Limited inventory means buyers must act quickly

Yet this trifecta of high mortgage rates, high home prices, and low inventory isn’t stopping buyers from scooping up a great home when they see one.

In counterintuitive news, homes are spending two fewer days on the market for the week ending Nov. 4 than they did a year ago. (The average home spent 50 days on the market in October.) Instead, in a housing market where available homes are becoming scarcer by the day, motivated buyers seem to be wasting no time sealing the homebuying deal.

“The gap in time on market narrowed over the last few months as buyers competed over fewer homes,” explains Jones.

The mortgage rate outlook

Mortgage rates continue to be the key metric weighing down the housing market, with buyers wondering if there will be a thaw in rates this winter.

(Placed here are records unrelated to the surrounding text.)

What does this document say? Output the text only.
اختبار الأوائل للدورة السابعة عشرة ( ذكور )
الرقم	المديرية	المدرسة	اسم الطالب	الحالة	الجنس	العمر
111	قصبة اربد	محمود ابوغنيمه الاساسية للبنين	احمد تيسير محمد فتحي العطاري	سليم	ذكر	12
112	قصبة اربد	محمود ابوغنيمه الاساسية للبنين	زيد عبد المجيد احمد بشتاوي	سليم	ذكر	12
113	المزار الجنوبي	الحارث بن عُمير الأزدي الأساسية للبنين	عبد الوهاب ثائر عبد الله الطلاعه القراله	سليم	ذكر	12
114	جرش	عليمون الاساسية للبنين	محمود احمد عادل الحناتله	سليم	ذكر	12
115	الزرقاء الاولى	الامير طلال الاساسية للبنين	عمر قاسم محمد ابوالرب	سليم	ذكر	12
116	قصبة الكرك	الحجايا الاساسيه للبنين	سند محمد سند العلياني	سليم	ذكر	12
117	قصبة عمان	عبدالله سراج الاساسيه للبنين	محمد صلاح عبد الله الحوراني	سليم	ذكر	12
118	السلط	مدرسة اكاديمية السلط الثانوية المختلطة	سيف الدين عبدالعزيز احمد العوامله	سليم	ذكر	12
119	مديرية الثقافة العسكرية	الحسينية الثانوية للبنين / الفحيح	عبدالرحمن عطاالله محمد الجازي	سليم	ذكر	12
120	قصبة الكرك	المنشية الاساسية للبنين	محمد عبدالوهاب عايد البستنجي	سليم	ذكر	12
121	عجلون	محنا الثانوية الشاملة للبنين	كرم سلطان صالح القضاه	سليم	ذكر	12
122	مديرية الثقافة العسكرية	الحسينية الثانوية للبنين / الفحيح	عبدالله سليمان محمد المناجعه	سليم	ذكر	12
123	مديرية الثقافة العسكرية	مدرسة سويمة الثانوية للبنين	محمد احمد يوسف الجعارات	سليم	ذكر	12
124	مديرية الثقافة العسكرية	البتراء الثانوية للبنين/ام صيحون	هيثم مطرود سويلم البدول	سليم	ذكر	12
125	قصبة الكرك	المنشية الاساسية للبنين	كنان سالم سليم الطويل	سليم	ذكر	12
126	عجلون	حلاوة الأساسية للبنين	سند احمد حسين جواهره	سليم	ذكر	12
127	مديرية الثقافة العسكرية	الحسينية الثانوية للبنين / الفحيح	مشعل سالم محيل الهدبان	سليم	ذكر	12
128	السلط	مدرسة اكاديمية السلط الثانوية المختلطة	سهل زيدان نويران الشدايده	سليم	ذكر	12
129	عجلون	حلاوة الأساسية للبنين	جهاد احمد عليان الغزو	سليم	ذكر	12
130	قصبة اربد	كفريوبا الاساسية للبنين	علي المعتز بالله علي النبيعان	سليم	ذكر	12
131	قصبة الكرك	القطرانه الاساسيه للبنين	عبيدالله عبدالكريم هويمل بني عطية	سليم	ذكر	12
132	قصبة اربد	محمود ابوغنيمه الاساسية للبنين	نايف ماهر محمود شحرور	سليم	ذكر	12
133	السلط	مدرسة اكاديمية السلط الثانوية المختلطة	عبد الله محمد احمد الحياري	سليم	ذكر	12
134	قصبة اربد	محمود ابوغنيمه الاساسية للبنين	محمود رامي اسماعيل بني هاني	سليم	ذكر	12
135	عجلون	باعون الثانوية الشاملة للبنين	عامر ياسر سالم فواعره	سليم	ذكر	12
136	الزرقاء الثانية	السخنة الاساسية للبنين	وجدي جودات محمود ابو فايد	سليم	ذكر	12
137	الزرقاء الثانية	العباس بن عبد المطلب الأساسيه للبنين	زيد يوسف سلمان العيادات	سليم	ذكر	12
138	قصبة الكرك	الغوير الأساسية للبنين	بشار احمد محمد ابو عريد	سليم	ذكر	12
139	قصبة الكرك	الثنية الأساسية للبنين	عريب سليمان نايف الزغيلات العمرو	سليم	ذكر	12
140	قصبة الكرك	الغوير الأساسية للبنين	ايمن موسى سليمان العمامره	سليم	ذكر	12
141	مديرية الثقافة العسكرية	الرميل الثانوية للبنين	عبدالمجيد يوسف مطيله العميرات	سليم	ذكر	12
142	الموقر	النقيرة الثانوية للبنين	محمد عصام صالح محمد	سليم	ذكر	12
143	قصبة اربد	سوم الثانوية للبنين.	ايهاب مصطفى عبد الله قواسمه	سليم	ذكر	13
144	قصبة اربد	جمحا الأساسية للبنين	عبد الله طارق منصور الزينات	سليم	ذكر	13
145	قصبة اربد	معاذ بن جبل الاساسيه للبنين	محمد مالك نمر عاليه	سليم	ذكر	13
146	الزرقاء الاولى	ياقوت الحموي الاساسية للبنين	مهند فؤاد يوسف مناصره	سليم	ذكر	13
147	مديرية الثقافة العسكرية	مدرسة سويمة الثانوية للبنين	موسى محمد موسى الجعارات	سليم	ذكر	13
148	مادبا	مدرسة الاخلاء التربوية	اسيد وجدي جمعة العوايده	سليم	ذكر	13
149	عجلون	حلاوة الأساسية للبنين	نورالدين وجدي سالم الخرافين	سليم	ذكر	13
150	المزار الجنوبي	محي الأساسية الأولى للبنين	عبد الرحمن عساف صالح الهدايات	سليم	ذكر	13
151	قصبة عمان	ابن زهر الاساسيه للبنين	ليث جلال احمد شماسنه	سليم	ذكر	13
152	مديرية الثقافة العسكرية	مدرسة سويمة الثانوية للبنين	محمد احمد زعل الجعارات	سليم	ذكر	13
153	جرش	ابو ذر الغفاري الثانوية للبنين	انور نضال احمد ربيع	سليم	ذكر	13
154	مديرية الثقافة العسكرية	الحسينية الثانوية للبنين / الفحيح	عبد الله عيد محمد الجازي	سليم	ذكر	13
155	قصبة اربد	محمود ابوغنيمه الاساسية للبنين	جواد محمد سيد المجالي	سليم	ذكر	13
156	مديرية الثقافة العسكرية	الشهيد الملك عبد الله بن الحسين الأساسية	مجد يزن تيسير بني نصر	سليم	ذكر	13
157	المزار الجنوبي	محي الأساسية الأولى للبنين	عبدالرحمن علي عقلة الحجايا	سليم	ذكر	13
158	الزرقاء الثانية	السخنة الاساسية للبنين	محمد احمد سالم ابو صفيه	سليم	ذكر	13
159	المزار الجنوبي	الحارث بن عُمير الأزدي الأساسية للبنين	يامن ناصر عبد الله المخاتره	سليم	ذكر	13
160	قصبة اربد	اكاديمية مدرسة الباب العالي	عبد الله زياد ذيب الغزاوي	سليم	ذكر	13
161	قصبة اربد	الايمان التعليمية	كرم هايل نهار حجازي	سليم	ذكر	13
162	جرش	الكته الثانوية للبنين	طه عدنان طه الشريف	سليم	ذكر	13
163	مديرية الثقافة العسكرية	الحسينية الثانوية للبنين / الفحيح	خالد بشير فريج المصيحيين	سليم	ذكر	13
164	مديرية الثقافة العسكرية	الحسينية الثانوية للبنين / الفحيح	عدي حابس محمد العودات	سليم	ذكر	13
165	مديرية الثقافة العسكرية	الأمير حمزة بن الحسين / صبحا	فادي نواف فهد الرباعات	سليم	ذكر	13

“Though [home] prices have continued to climb over last year’s level, mortgage rates have shown signs of softening following last week’s Fed meeting, promising relief for buyers,” notes Jones.

Recent employment data indicated a slowing job market, which will affect the Federal Reserve’s future rate decisions by strengthening the belief that its current policy has been effective in reducing inflation.

If future economic data further supports signs of an economic slowdown, good things might happen in the housing market.

“The Fed will be able to pause,” Jones explains, “and eventually pivot, their contractionary policy, which will help bring mortgage rates down.”